Sun of the beach
joyce & angelo
Angelo a plié la nuque sur l’appui-tête du canapé en cuir, comme s’il s’affalait le cou sur ses contrariétés. La pupille bien ancrée vers le plafond, soudainement captivant au regard de ses paupières immobiles. Puis il s’est redressé dans un léger soupir, a avisé Rico lui suggérant d’achever son laïus interminable. Sur un air de conciliabule solitaire, son ami s’est affairé à la tâche minutieuse de lui dépeindre une jeune femme prénommée Joyce - son ex, à ce qu’il racontait - de comment elle avait changé sa vie et comment il souhaitait la voir revenir, en dépit des aberrations qu’il lui avait faites murmurant au passage de menus aveux d’infidélité. « J’suis pas un putain de pigeon voyageur.. » Angelo a plissé farouchement le nez à la vue de cette enveloppe tendue par Rico. “J’sais bien mais elle m’a bloquée de partout”, avait sifflé l’intéressé dans une victimisation absurde, justifiant derechef sa méthode épistolaire des années 1980. “Et puis tu m’en dois une !”. L’argument qui n’était guère hélas obsolète, arracha un soupir glacé à Angelo, lequel se redressa de son siège tout en se saisissant brusquement du butin de papier. « A quoi elle ressemble, ta précieuse ? » Vide d’émotion, il semble penser en automatique lorsque Rico lui détaille la splendeur d’un amour passé, et de comment, s’il le pouvait, il édifierait en son nom un piedestal fait de marbre et de coke. Et, lorsque la pupille brune d’Angelo a planté sa coutille sur la silhouette de Rico, il s’est levé sans un mot quoique inscrivant sur son faciès tout le déplaisir qu’il éprouvait à cette mission vouée à l’échec.
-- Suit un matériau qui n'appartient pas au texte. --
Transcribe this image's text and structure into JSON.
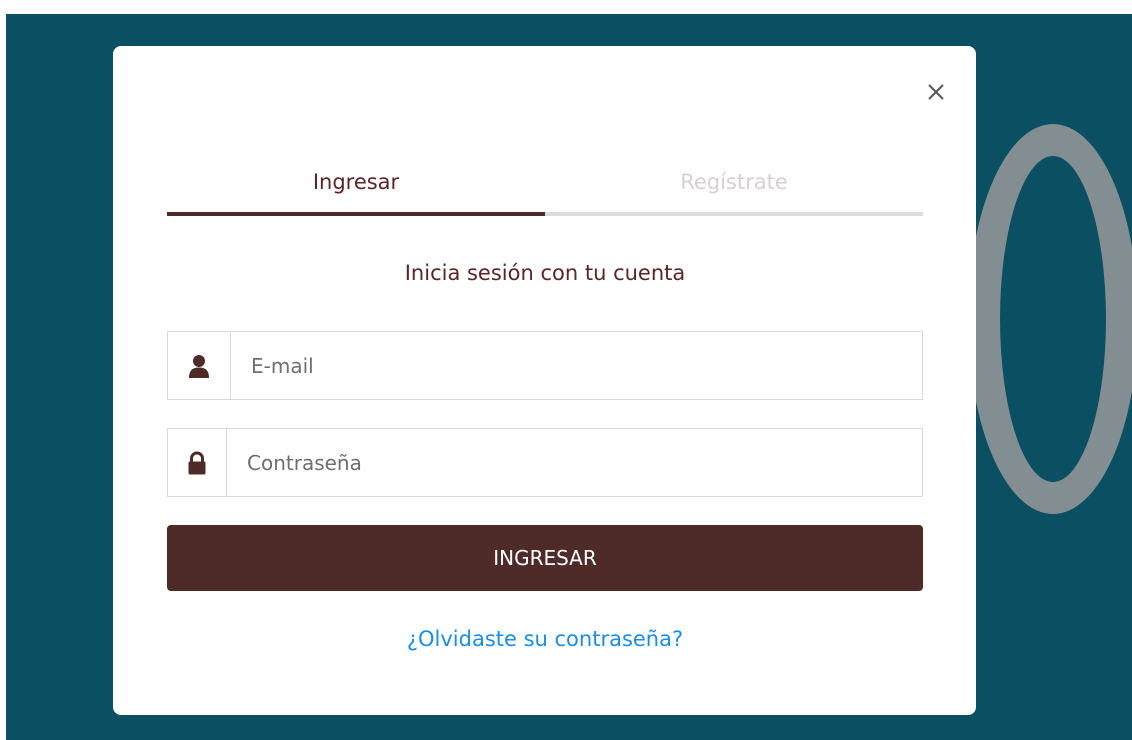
{
  "modal": {
    "tabs": [
      {
        "label": "Ingresar",
        "active": true
      },
      {
        "label": "Regístrate",
        "active": false
      }
    ],
    "subtitle": "Inicia sesión con tu cuenta",
    "email": {
      "placeholder": "E-mail",
      "value": "",
      "icon": "user-icon"
    },
    "password": {
      "placeholder": "Contraseña",
      "value": "",
      "icon": "lock-icon"
    },
    "submit_label": "INGRESAR",
    "forgot_label": "¿Olvidaste su contraseña?",
    "close_icon": "close-icon"
  },
  "colors": {
    "backdrop": "#0b5062",
    "primary": "#4e2b28",
    "tab_active_text": "#5a2626",
    "tab_inactive_text": "#d8d0d0",
    "link": "#1a8ee6"
  }
}
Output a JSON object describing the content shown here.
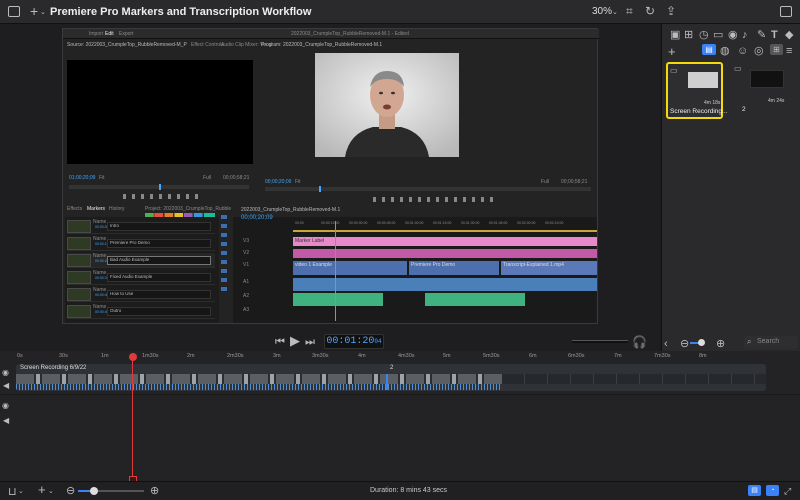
{
  "window": {
    "title": "Premiere Pro Markers and Transcription Workflow",
    "zoom": "30%"
  },
  "pp": {
    "menu": [
      "Import",
      "Edit",
      "Export"
    ],
    "doc": "2022003_CrumpleTop_RubbleRemoved-M.1 - Edited",
    "source_tab": "Source: 2022003_CrumpleTop_RubbleRemoved-M_PF: Markers Layer: 00:00:00:00",
    "effect_controls": "Effect Controls",
    "audio_mixer": "Audio Clip Mixer: Vocal",
    "program_tab": "Program: 2022003_CrumpleTop_RubbleRemoved-M.1",
    "src_time": "01;00;20;09",
    "src_fit": "Fit",
    "src_full": "Full",
    "src_dur": "00;00;58;21",
    "prg_time": "00;00;20;09",
    "prg_fit": "Fit",
    "prg_full": "Full",
    "prg_dur": "00;00;58;21",
    "panel_tabs": [
      "Effects",
      "Markers",
      "History",
      "Project: 2022003_CrumpleTop_RubbleRemoved-M.1"
    ],
    "markers": [
      {
        "label": "Name",
        "name": "Intro",
        "in": "00:00:02:10",
        "out": "00:00:13:00"
      },
      {
        "label": "Name",
        "name": "Premiere Pro Demo",
        "in": "00:00:13:01",
        "out": "00:00:22:07"
      },
      {
        "label": "Name",
        "name": "Bad Audio Example",
        "in": "00:00:22:08",
        "out": "00:00:31:13"
      },
      {
        "label": "Name",
        "name": "Fixed Audio Example",
        "in": "00:00:31:14",
        "out": "00:00:40:02"
      },
      {
        "label": "Name",
        "name": "How to Use",
        "in": "00:00:40:03",
        "out": "00:00:49:19"
      },
      {
        "label": "Name",
        "name": "Outro",
        "in": "00:00:49:20",
        "out": "00:00:57:06"
      }
    ],
    "tl_tab": "2022003_CrumpleTop_RubbleRemoved-M.1",
    "tl_time": "00;00;20;09",
    "tl_ticks": [
      "00:00",
      "00:00:15:00",
      "00:00:30:00",
      "00:00:45:00",
      "00:01:00:00",
      "00:01:15:00",
      "00:01:30:00",
      "00:01:45:00",
      "00:02:00:00",
      "00:02:15:00"
    ],
    "tracks": [
      "V3",
      "V2",
      "V1",
      "A1",
      "A2",
      "A3"
    ],
    "marker_clip": "Marker Label",
    "clip_names": [
      "video 1 Example",
      "Premiere Pro Demo",
      "Transcript-Explained 1.mp4"
    ]
  },
  "controls": {
    "timecode": "00:01:20",
    "frames": "04",
    "search_placeholder": "Search"
  },
  "ruler": [
    "0s",
    "30s",
    "1m",
    "1m30s",
    "2m",
    "2m30s",
    "3m",
    "3m30s",
    "4m",
    "4m30s",
    "5m",
    "5m30s",
    "6m",
    "6m30s",
    "7m",
    "7m30s",
    "8m"
  ],
  "timeline": {
    "clip": "Screen Recording 6/9/22",
    "second_marker": "2"
  },
  "right": {
    "items": [
      {
        "title": "Screen Recording...",
        "dur": "4m 18s",
        "selected": true
      },
      {
        "title": "2",
        "dur": "4m 24s",
        "selected": false
      }
    ]
  },
  "bottom": {
    "duration": "Duration: 8 mins 43 secs"
  },
  "colors": {
    "accent": "#3a82f7",
    "playhead": "#e03a3a",
    "selection": "#f5d90a"
  }
}
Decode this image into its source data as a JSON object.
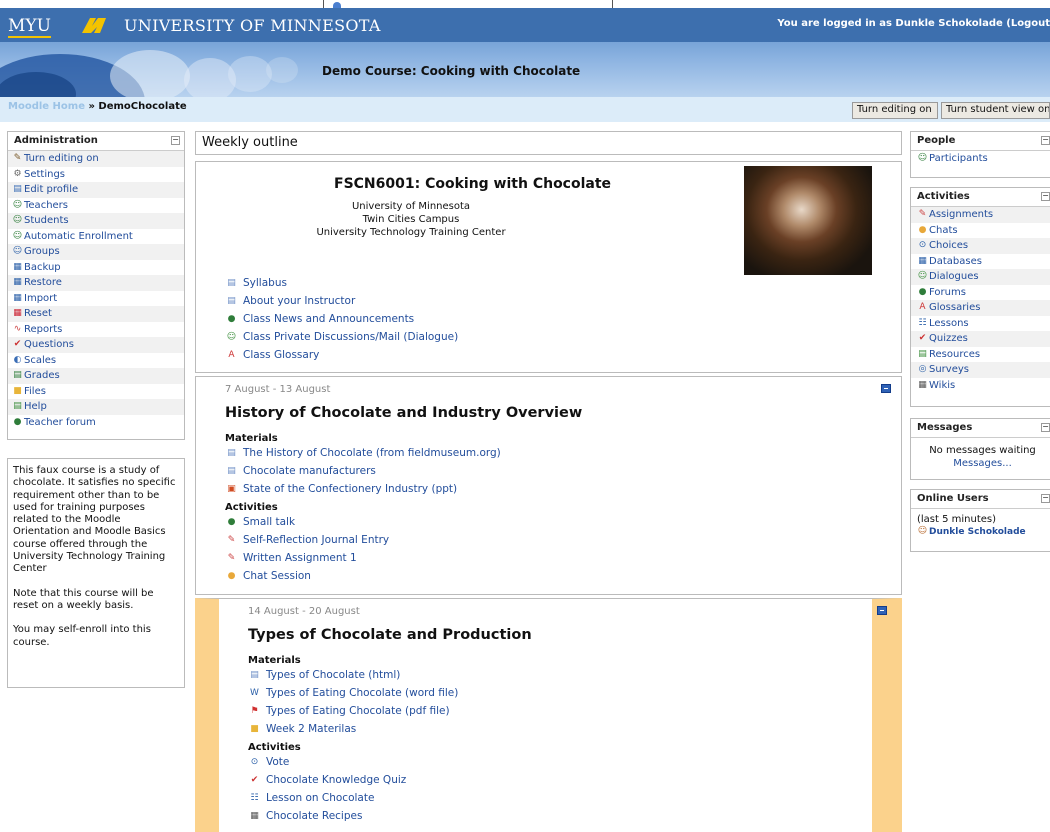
{
  "header": {
    "myu_label": "MYU",
    "university_name": "UNIVERSITY OF MINNESOTA",
    "login_text": "You are logged in as Dunkle Schokolade (Logout",
    "course_name": "Demo Course: Cooking with Chocolate"
  },
  "navbar": {
    "home_link": "Moodle Home",
    "separator": "»",
    "current": "DemoChocolate",
    "edit_button": "Turn editing on",
    "student_view_button": "Turn student view on"
  },
  "admin": {
    "title": "Administration",
    "items": [
      {
        "label": "Turn editing on",
        "icon": "edit-icon"
      },
      {
        "label": "Settings",
        "icon": "settings-icon"
      },
      {
        "label": "Edit profile",
        "icon": "profile-icon"
      },
      {
        "label": "Teachers",
        "icon": "users-icon"
      },
      {
        "label": "Students",
        "icon": "users-icon"
      },
      {
        "label": "Automatic Enrollment",
        "icon": "users-icon"
      },
      {
        "label": "Groups",
        "icon": "groups-icon"
      },
      {
        "label": "Backup",
        "icon": "backup-icon"
      },
      {
        "label": "Restore",
        "icon": "restore-icon"
      },
      {
        "label": "Import",
        "icon": "import-icon"
      },
      {
        "label": "Reset",
        "icon": "reset-icon"
      },
      {
        "label": "Reports",
        "icon": "reports-icon"
      },
      {
        "label": "Questions",
        "icon": "questions-icon"
      },
      {
        "label": "Scales",
        "icon": "scales-icon"
      },
      {
        "label": "Grades",
        "icon": "grades-icon"
      },
      {
        "label": "Files",
        "icon": "folder-icon"
      },
      {
        "label": "Help",
        "icon": "help-icon"
      },
      {
        "label": "Teacher forum",
        "icon": "forum-icon"
      }
    ]
  },
  "description": {
    "p1": "This faux course is a study of chocolate. It satisfies no specific requirement other than to be used for training purposes related to the Moodle Orientation and Moodle Basics course offered through the University Technology Training Center",
    "p2": "Note that this course will be reset on a weekly basis.",
    "p3": "You may self-enroll into this course."
  },
  "main": {
    "heading": "Weekly outline",
    "section0": {
      "title": "FSCN6001: Cooking with Chocolate",
      "lines": [
        "University of Minnesota",
        "Twin Cities Campus",
        "University Technology Training Center"
      ],
      "resources": [
        {
          "label": "Syllabus",
          "icon": "document-icon"
        },
        {
          "label": "About your Instructor",
          "icon": "document-icon"
        },
        {
          "label": "Class News and Announcements",
          "icon": "forum-icon"
        },
        {
          "label": "Class Private Discussions/Mail (Dialogue)",
          "icon": "dialogue-icon"
        },
        {
          "label": "Class Glossary",
          "icon": "glossary-icon"
        }
      ]
    },
    "week1": {
      "dates": "7 August - 13 August",
      "title": "History of Chocolate and Industry Overview",
      "materials_label": "Materials",
      "materials": [
        {
          "label": "The History of Chocolate (from fieldmuseum.org)",
          "icon": "document-icon"
        },
        {
          "label": "Chocolate manufacturers",
          "icon": "document-icon"
        },
        {
          "label": "State of the Confectionery Industry (ppt)",
          "icon": "ppt-icon"
        }
      ],
      "activities_label": "Activities",
      "activities": [
        {
          "label": "Small talk",
          "icon": "forum-icon"
        },
        {
          "label": "Self-Reflection Journal Entry",
          "icon": "journal-icon"
        },
        {
          "label": "Written Assignment 1",
          "icon": "assignment-icon"
        },
        {
          "label": "Chat Session",
          "icon": "chat-icon"
        }
      ]
    },
    "week2": {
      "dates": "14 August - 20 August",
      "title": "Types of Chocolate and Production",
      "materials_label": "Materials",
      "materials": [
        {
          "label": "Types of Chocolate (html)",
          "icon": "document-icon"
        },
        {
          "label": "Types of Eating Chocolate (word file)",
          "icon": "word-icon"
        },
        {
          "label": "Types of Eating Chocolate (pdf file)",
          "icon": "pdf-icon"
        },
        {
          "label": "Week 2 Materilas",
          "icon": "folder-icon"
        }
      ],
      "activities_label": "Activities",
      "activities": [
        {
          "label": "Vote",
          "icon": "choice-icon"
        },
        {
          "label": "Chocolate Knowledge Quiz",
          "icon": "quiz-icon"
        },
        {
          "label": "Lesson on Chocolate",
          "icon": "lesson-icon"
        },
        {
          "label": "Chocolate Recipes",
          "icon": "wiki-icon"
        }
      ]
    }
  },
  "people": {
    "title": "People",
    "items": [
      {
        "label": "Participants",
        "icon": "users-icon"
      }
    ]
  },
  "activities": {
    "title": "Activities",
    "items": [
      {
        "label": "Assignments",
        "icon": "assignment-icon"
      },
      {
        "label": "Chats",
        "icon": "chat-icon"
      },
      {
        "label": "Choices",
        "icon": "choice-icon"
      },
      {
        "label": "Databases",
        "icon": "database-icon"
      },
      {
        "label": "Dialogues",
        "icon": "dialogue-icon"
      },
      {
        "label": "Forums",
        "icon": "forum-icon"
      },
      {
        "label": "Glossaries",
        "icon": "glossary-icon"
      },
      {
        "label": "Lessons",
        "icon": "lesson-icon"
      },
      {
        "label": "Quizzes",
        "icon": "quiz-icon"
      },
      {
        "label": "Resources",
        "icon": "resource-icon"
      },
      {
        "label": "Surveys",
        "icon": "survey-icon"
      },
      {
        "label": "Wikis",
        "icon": "wiki-icon"
      }
    ]
  },
  "messages": {
    "title": "Messages",
    "status": "No messages waiting",
    "link": "Messages..."
  },
  "online": {
    "title": "Online Users",
    "note": "(last 5 minutes)",
    "users": [
      {
        "label": "Dunkle Schokolade",
        "icon": "user-icon"
      }
    ]
  }
}
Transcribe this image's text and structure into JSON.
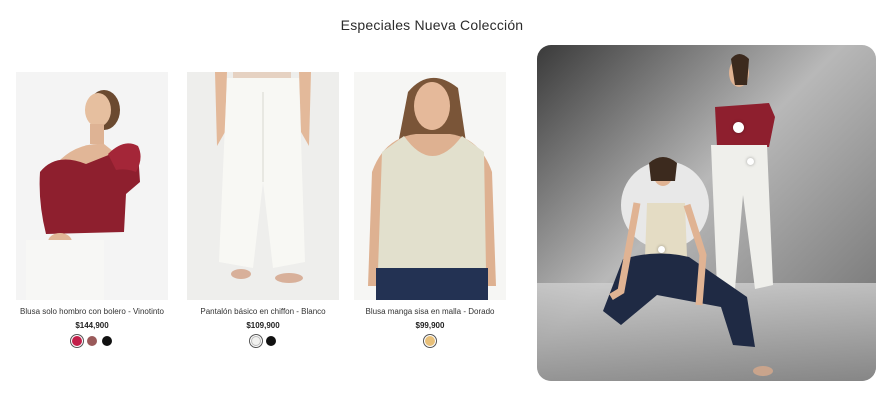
{
  "section": {
    "title": "Especiales Nueva Colección"
  },
  "products": [
    {
      "name": "Blusa solo hombro con bolero - Vinotinto",
      "price": "$144,900",
      "swatches": [
        "#c21f4a",
        "#9a5a5a",
        "#111111"
      ],
      "selected_swatch": 0
    },
    {
      "name": "Pantalón básico en chiffon - Blanco",
      "price": "$109,900",
      "swatches": [
        "#f1f1ef",
        "#111111"
      ],
      "selected_swatch": 0
    },
    {
      "name": "Blusa manga sisa en malla - Dorado",
      "price": "$99,900",
      "swatches": [
        "#e8c07a"
      ],
      "selected_swatch": 0
    }
  ],
  "colors": {
    "wine": "#8e1f2e",
    "cream": "#ebe8d9",
    "denim": "#1f2a44",
    "hero_bg": "#9a9a9a"
  }
}
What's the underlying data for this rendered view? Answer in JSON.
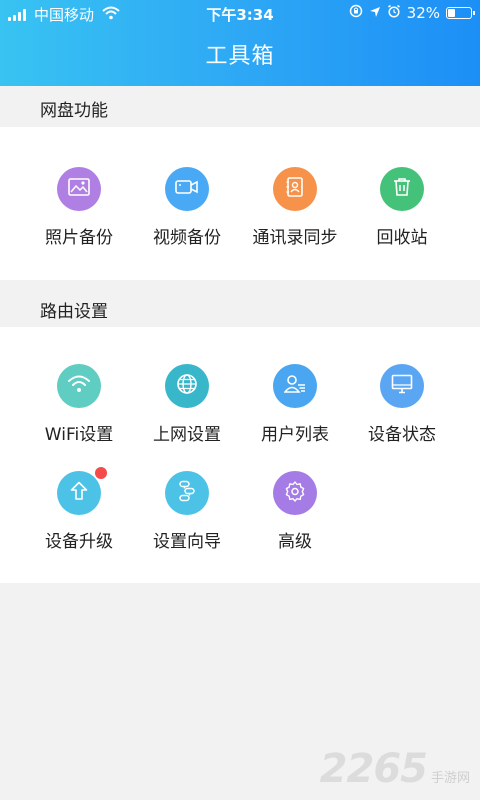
{
  "status_bar": {
    "carrier": "中国移动",
    "time": "下午3:34",
    "battery_percent": "32%",
    "battery_level": 0.32,
    "icons": [
      "signal-icon",
      "wifi-icon",
      "screen-lock-icon",
      "location-icon",
      "alarm-icon",
      "battery-icon"
    ]
  },
  "header": {
    "title": "工具箱"
  },
  "sections": {
    "cloud": {
      "title": "网盘功能",
      "items": [
        {
          "label": "照片备份",
          "icon": "image-icon",
          "color": "#b07fe3"
        },
        {
          "label": "视频备份",
          "icon": "video-camera-icon",
          "color": "#4aa9f5"
        },
        {
          "label": "通讯录同步",
          "icon": "contacts-icon",
          "color": "#f6924a"
        },
        {
          "label": "回收站",
          "icon": "trash-icon",
          "color": "#45c27a"
        }
      ]
    },
    "router": {
      "title": "路由设置",
      "items": [
        {
          "label": "WiFi设置",
          "icon": "wifi-icon",
          "color": "#5fcdc2"
        },
        {
          "label": "上网设置",
          "icon": "globe-icon",
          "color": "#37b7c9"
        },
        {
          "label": "用户列表",
          "icon": "user-list-icon",
          "color": "#4aa6f0"
        },
        {
          "label": "设备状态",
          "icon": "monitor-icon",
          "color": "#5aa6f2"
        },
        {
          "label": "设备升级",
          "icon": "upgrade-arrow-icon",
          "color": "#4cc2e6",
          "badge": true
        },
        {
          "label": "设置向导",
          "icon": "guide-icon",
          "color": "#4cc2e6"
        },
        {
          "label": "高级",
          "icon": "advanced-gear-icon",
          "color": "#a57be6"
        }
      ]
    }
  },
  "watermark": {
    "number": "2265",
    "text": "手游网"
  }
}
“De source sûre, elle est à Venice.” Cette assurance portée par Rico n’a su mettre à la marge sa détermination à envoyer Angelo au front. Ce dernier, ainsi porté par le service qu’il devait lui rendre (sombre histoire d’argent sale et de planque un peu bancale), s’était ainsi rendu aux festivités du quatre juillet tout en s’assurant que si la silhouette de Joyce n’apparaissait pas dans son champ de vision d’ici une heure, il tournerait les talons sans ambages. Ainsi arrivé sur la plage avalée par la foule, Angelo a embrassé les environs sans grand zèle, détaillant chaque blonde d’une oeillade brève quoique experte (à la découpe de sa pupille l’on pouvait mesurer l’habitus qu’il avait, en tant que figure de proue de l’ignominie, à considérer le potentiel de séduction d’une prostituée) puis considérant que sa tâche était accomplie, se dirigea vers le bar où il commanda ce qu’il faut de spiritueux et de rafraichissant.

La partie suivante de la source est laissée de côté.